I contributed this week’s ‘Connecting with Culture’, a weekly email service provided by the London Institute for Contemporary Christianity.
Queen Alexandra, George V’s mother, described it as a ‘sad accident caused through the abominable conduct of a brutal lunatic woman’. History has been kinder to suffragette Emily Wilding Davison who, 100 years ago this week, squeezed through the railings at the Epsom Derby to make a grab for the king’s horse as it raced past.
Davison died four days later, and thousands of suffragettes turned out in London for her funeral. Buried in Morpeth in Northumberland, her headstone is inscribed with the King James Version of John 15:13, ‘Greater love hath no man than this, that a man lay down his life for his friends’, along with the maxim of the Women’s Social and Political Union – ‘Deeds Not Words’.

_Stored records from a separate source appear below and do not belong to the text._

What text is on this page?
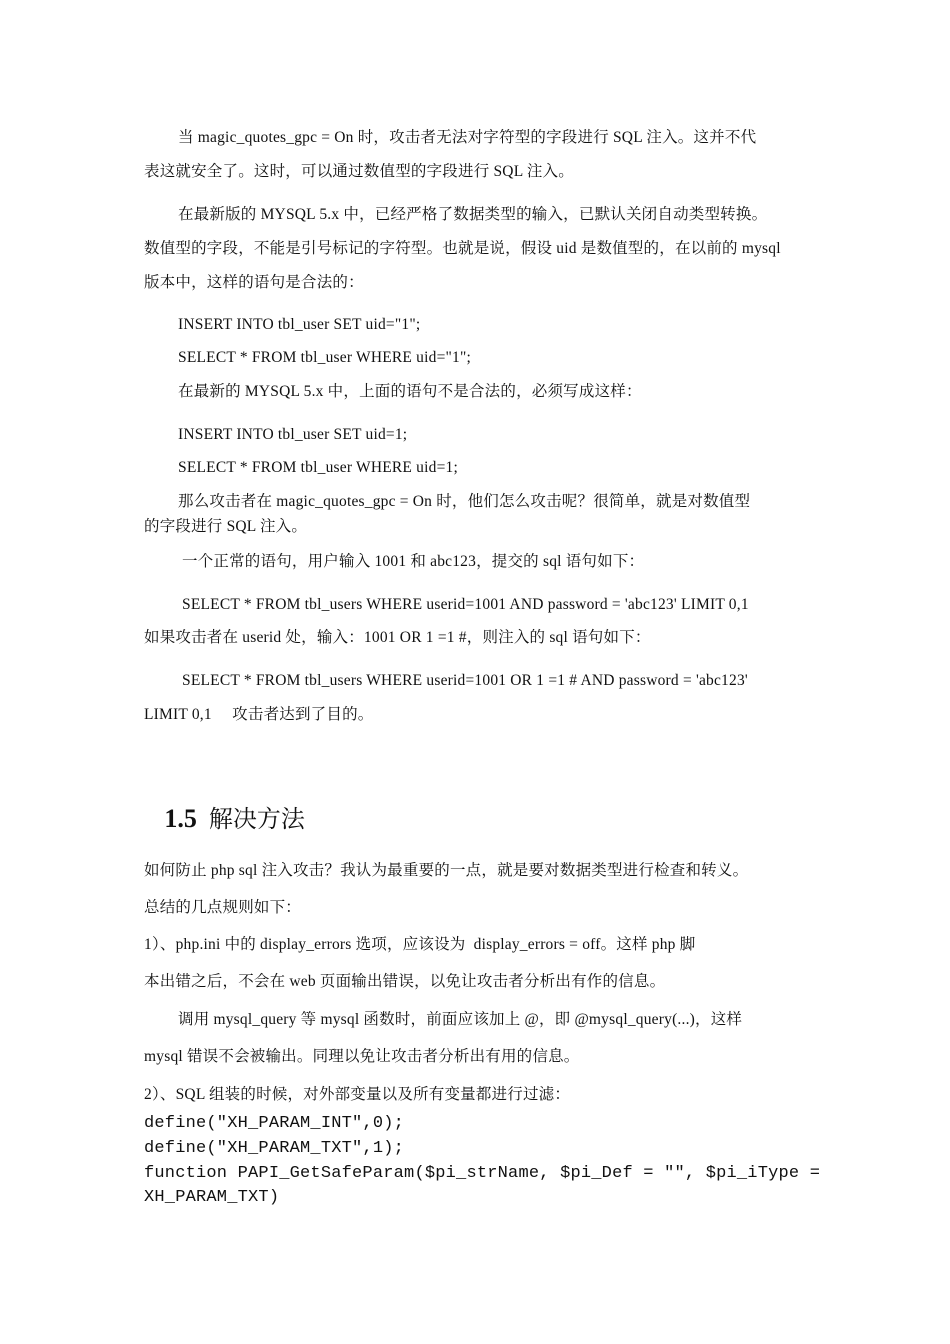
当 magic_quotes_gpc = On 时，攻击者无法对字符型的字段进行 SQL 注入。这并不代
表这就安全了。这时，可以通过数值型的字段进行 SQL 注入。
在最新版的 MYSQL 5.x 中，已经严格了数据类型的输入，已默认关闭自动类型转换。
数值型的字段，不能是引号标记的字符型。也就是说，假设 uid 是数值型的，在以前的 mysql
版本中，这样的语句是合法的：
INSERT INTO tbl_user SET uid="1";
SELECT * FROM tbl_user WHERE uid="1";
在最新的 MYSQL 5.x 中，上面的语句不是合法的，必须写成这样：
INSERT INTO tbl_user SET uid=1;
SELECT * FROM tbl_user WHERE uid=1;
那么攻击者在 magic_quotes_gpc = On 时，他们怎么攻击呢？很简单，就是对数值型
的字段进行 SQL 注入。
一个正常的语句，用户输入 1001 和 abc123，提交的 sql 语句如下：
SELECT * FROM tbl_users WHERE userid=1001 AND password = 'abc123' LIMIT 0,1
如果攻击者在 userid 处，输入：1001 OR 1 =1 #，则注入的 sql 语句如下：
SELECT * FROM tbl_users WHERE userid=1001 OR 1 =1 # AND password = 'abc123'
LIMIT 0,1     攻击者达到了目的。

1.5 解决方法

如何防止 php sql 注入攻击？我认为最重要的一点，就是要对数据类型进行检查和转义。
总结的几点规则如下：
1）、php.ini 中的 display_errors 选项，应该设为  display_errors = off。这样 php 脚
本出错之后，不会在 web 页面输出错误，以免让攻击者分析出有作的信息。
调用 mysql_query 等 mysql 函数时，前面应该加上 @，即 @mysql_query(...)，这样
mysql 错误不会被输出。同理以免让攻击者分析出有用的信息。
2）、SQL 组装的时候，对外部变量以及所有变量都进行过滤：
define("XH_PARAM_INT",0);
define("XH_PARAM_TXT",1);
function PAPI_GetSafeParam($pi_strName, $pi_Def = "", $pi_iType =
XH_PARAM_TXT)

Although speculation has always surrounded her intentions – fueled by some documentary evidence that she was willing to give up her life for the cause – there is now good reason to indicate she didn’t intend to commit suicide. Close analysis of grainy footage of the incident suggests she was seeking to attach a scarf to the bridle of the horse.
Still, it’s clear she was prepared to go to considerable risk to make a dramatic statement, as part of a wider struggle against the inequalities of a rigid class-based society. And she did so, along with others, in the face of hostility, imprisonment and violence. A century on, her death still raises the question of what we would fight for, even be prepared to die for.

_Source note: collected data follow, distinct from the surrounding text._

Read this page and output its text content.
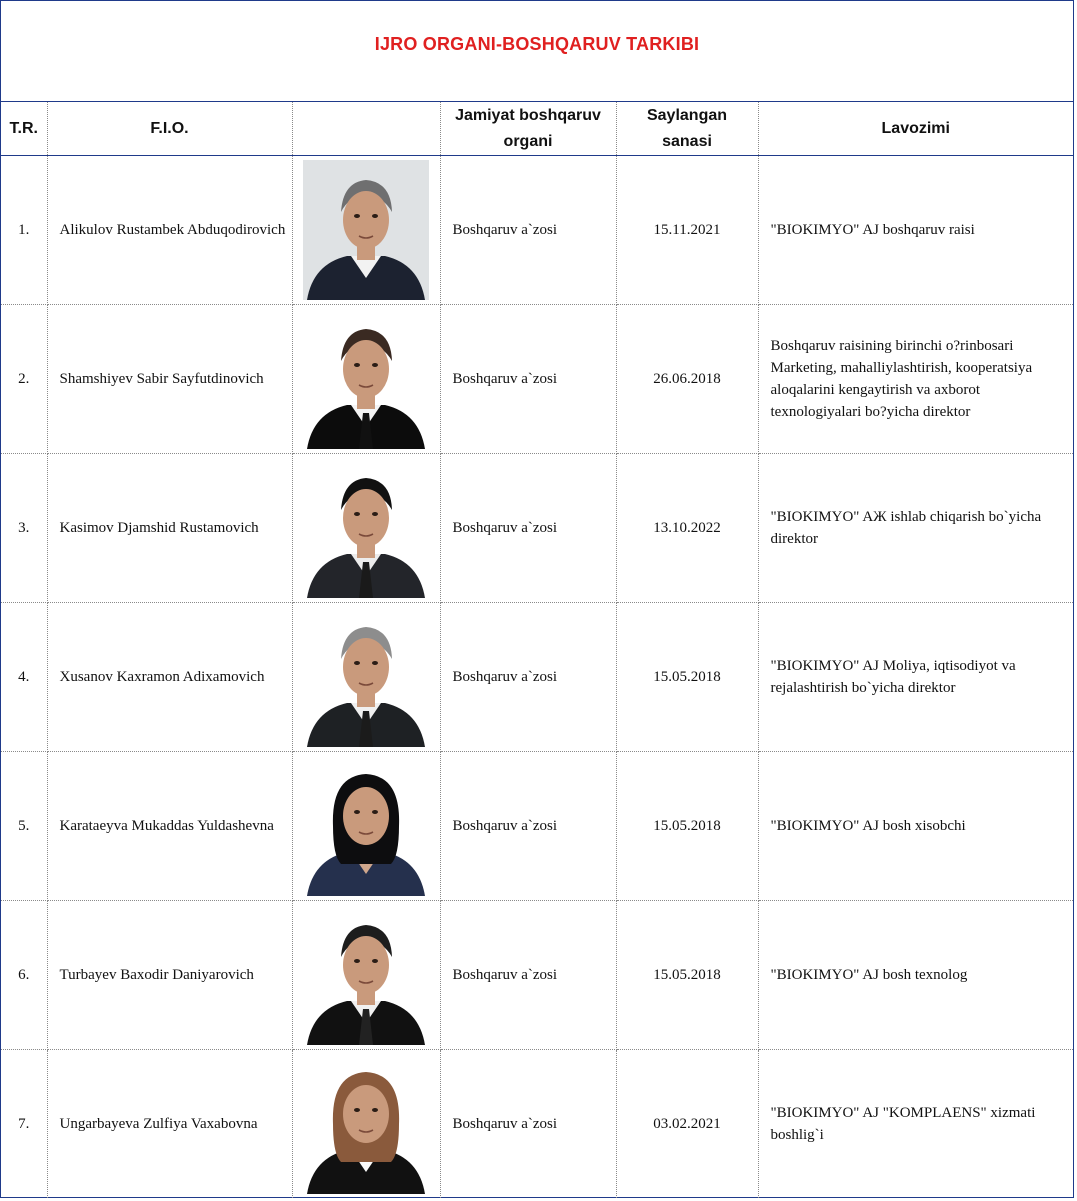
IJRO ORGANI-BOSHQARUV TARKIBI
T.R.	F.I.O.		Jamiyat boshqaruv organi	Saylangan sanasi	Lavozimi
1.	Alikulov Rustambek Abduqodirovich		Boshqaruv a`zosi	15.11.2021	"BIOKIMYO" AJ boshqaruv raisi
2.	Shamshiyev Sabir Sayfutdinovich		Boshqaruv a`zosi	26.06.2018	Boshqaruv raisining birinchi o?rinbosari Marketing, mahalliylashtirish, kooperatsiya aloqalarini kengaytirish va axborot texnologiyalari bo?yicha direktor
3.	Kasimov Djamshid Rustamovich		Boshqaruv a`zosi	13.10.2022	"BIOKIMYO" AЖ ishlab chiqarish bo`yicha direktor
4.	Xusanov Kaxramon Adixamovich		Boshqaruv a`zosi	15.05.2018	"BIOKIMYO" AJ Moliya, iqtisodiyot va rejalashtirish bo`yicha direktor
5.	Karataeyva Mukaddas Yuldashevna		Boshqaruv a`zosi	15.05.2018	"BIOKIMYO" AJ bosh xisobchi
6.	Turbayev Baxodir Daniyarovich		Boshqaruv a`zosi	15.05.2018	"BIOKIMYO" AJ bosh texnolog
7.	Ungarbayeva Zulfiya Vaxabovna		Boshqaruv a`zosi	03.02.2021	"BIOKIMYO" AJ "KOMPLAENS" xizmati boshlig`i
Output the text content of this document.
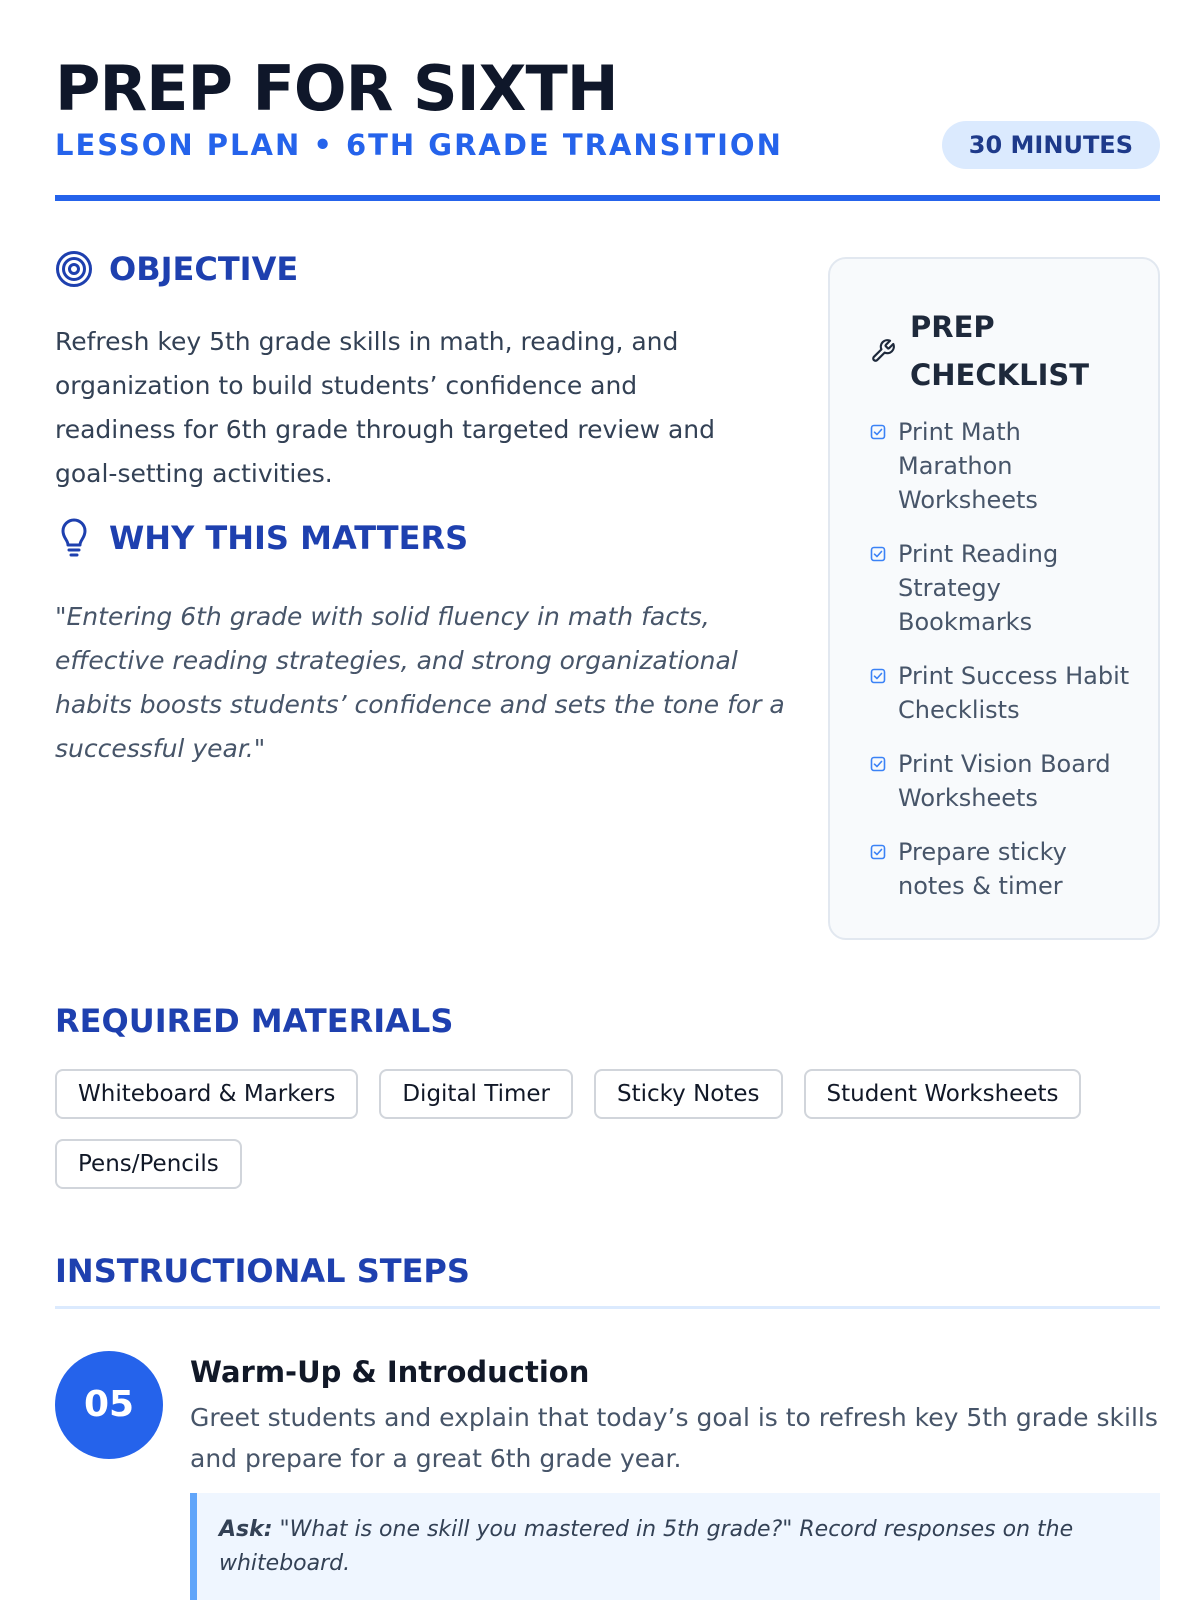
PREP FOR SIXTH
LESSON PLAN • 6TH GRADE TRANSITION	30 MINUTES
OBJECTIVE

Refresh key 5th grade skills in math, reading, and organization to build students’ confidence and readiness for 6th grade through targeted review and goal-setting activities.

WHY THIS MATTERS

"Entering 6th grade with solid fluency in math facts, effective reading strategies, and strong organizational habits boosts students’ confidence and sets the tone for a successful year."

PREP
CHECKLIST
Print Math Marathon Worksheets
Print Reading Strategy Bookmarks
Print Success Habit Checklists
Print Vision Board Worksheets
Prepare sticky notes & timer
REQUIRED MATERIALS
Whiteboard & Markers	Digital Timer	Sticky Notes	Student Worksheets
Pens/Pencils
INSTRUCTIONAL STEPS
05
Warm-Up & Introduction

Greet students and explain that today’s goal is to refresh key 5th grade skills and prepare for a great 6th grade year.

Ask: "What is one skill you mastered in 5th grade?" Record responses on the whiteboard.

Earlier this week, The Guardian asked ‘prominent figures’ what still needs addressing in the fight for women’s rights. Economic inequalities, power imbalance, sexual exploitation, domestic violence and media misrepresentation were all mentioned, along with the need for women to be freed from a sense that their value lies in how they are seen by men. Some also commented on the need for men and women to collaborate in challenging oppression of all kinds.

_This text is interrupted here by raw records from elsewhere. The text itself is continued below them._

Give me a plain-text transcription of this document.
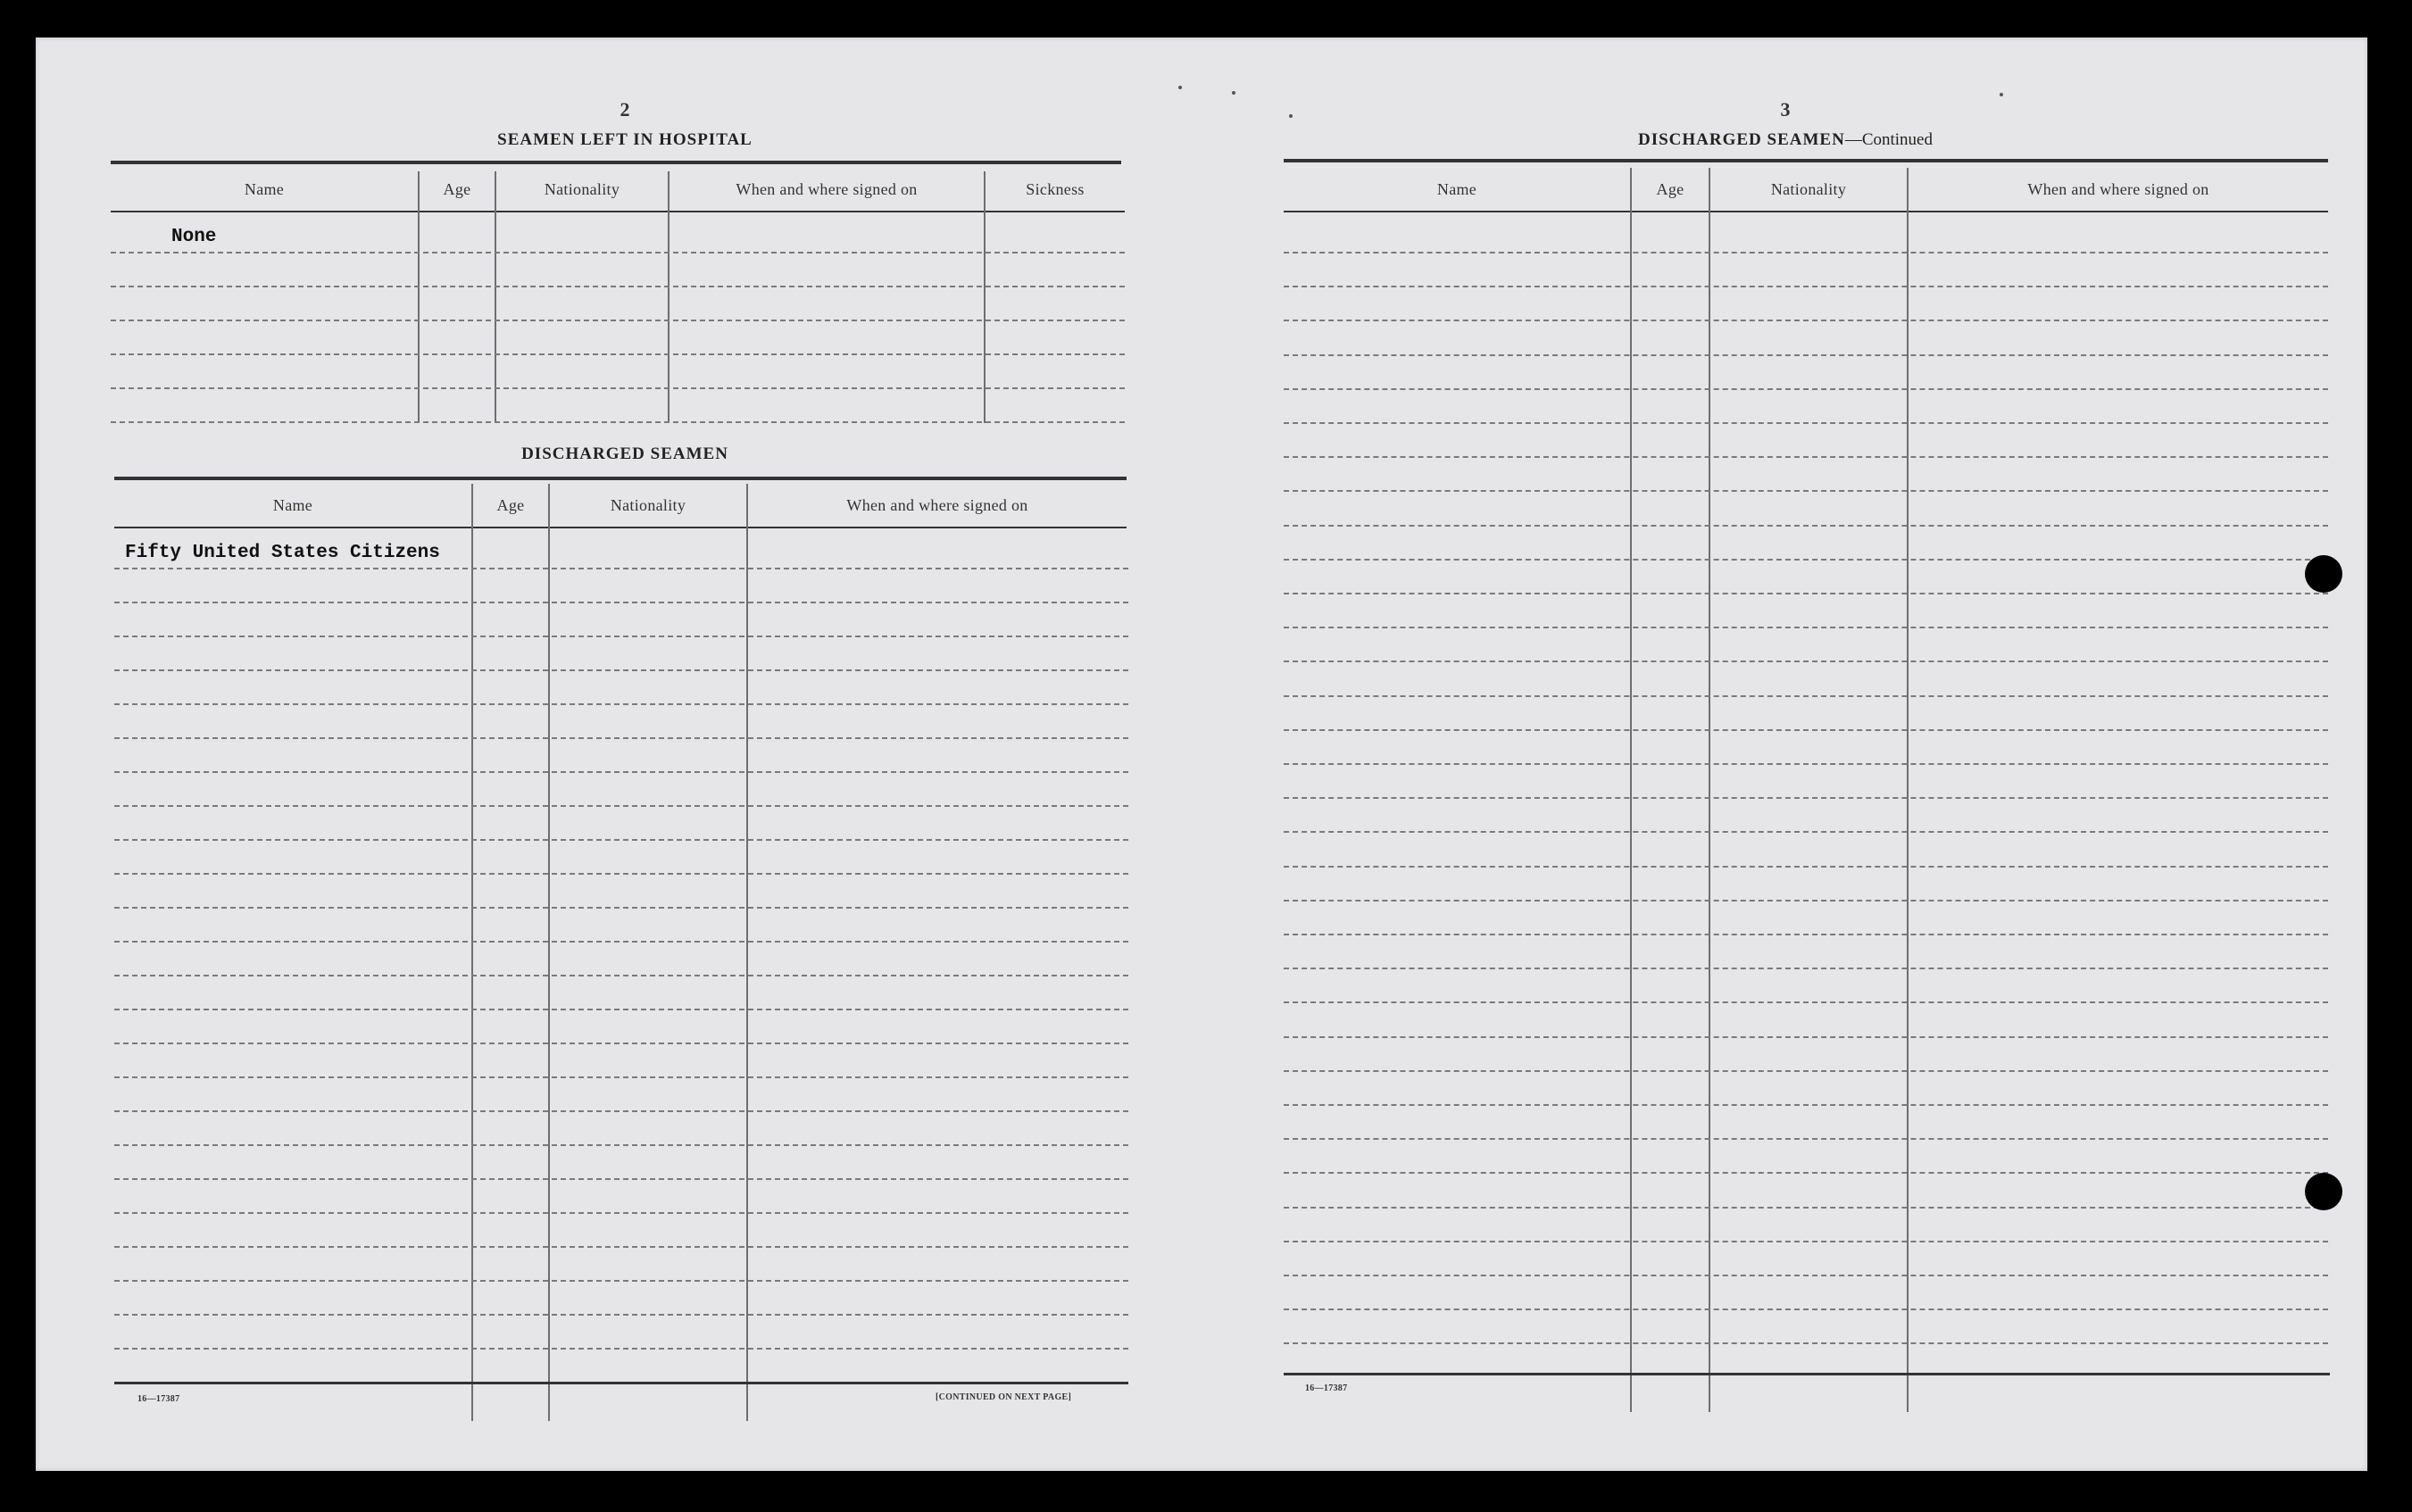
2
SEAMEN LEFT IN HOSPITAL
Name	Age	Nationality	When and where signed on	Sickness
None
DISCHARGED SEAMEN
Name	Age	Nationality	When and where signed on
Fifty United States Citizens
16—17387	[CONTINUED ON NEXT PAGE]
3
DISCHARGED SEAMEN—Continued
Name	Age	Nationality	When and where signed on
16—17387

Along with others seeking the common good, Christians have a stake in addressing those issues. Christians also have a stake in exhibiting to the world what renewed relationships in Christ look like, not least between men and women in different spheres of life.
Originally the Suffragette slogan, ‘Deeds Not Words’, was a call to radical action, but it resonates with the biblical injunction that faith without works is dead, and is seen most notably in the supreme sacrifice of Jesus giving his life for his friends.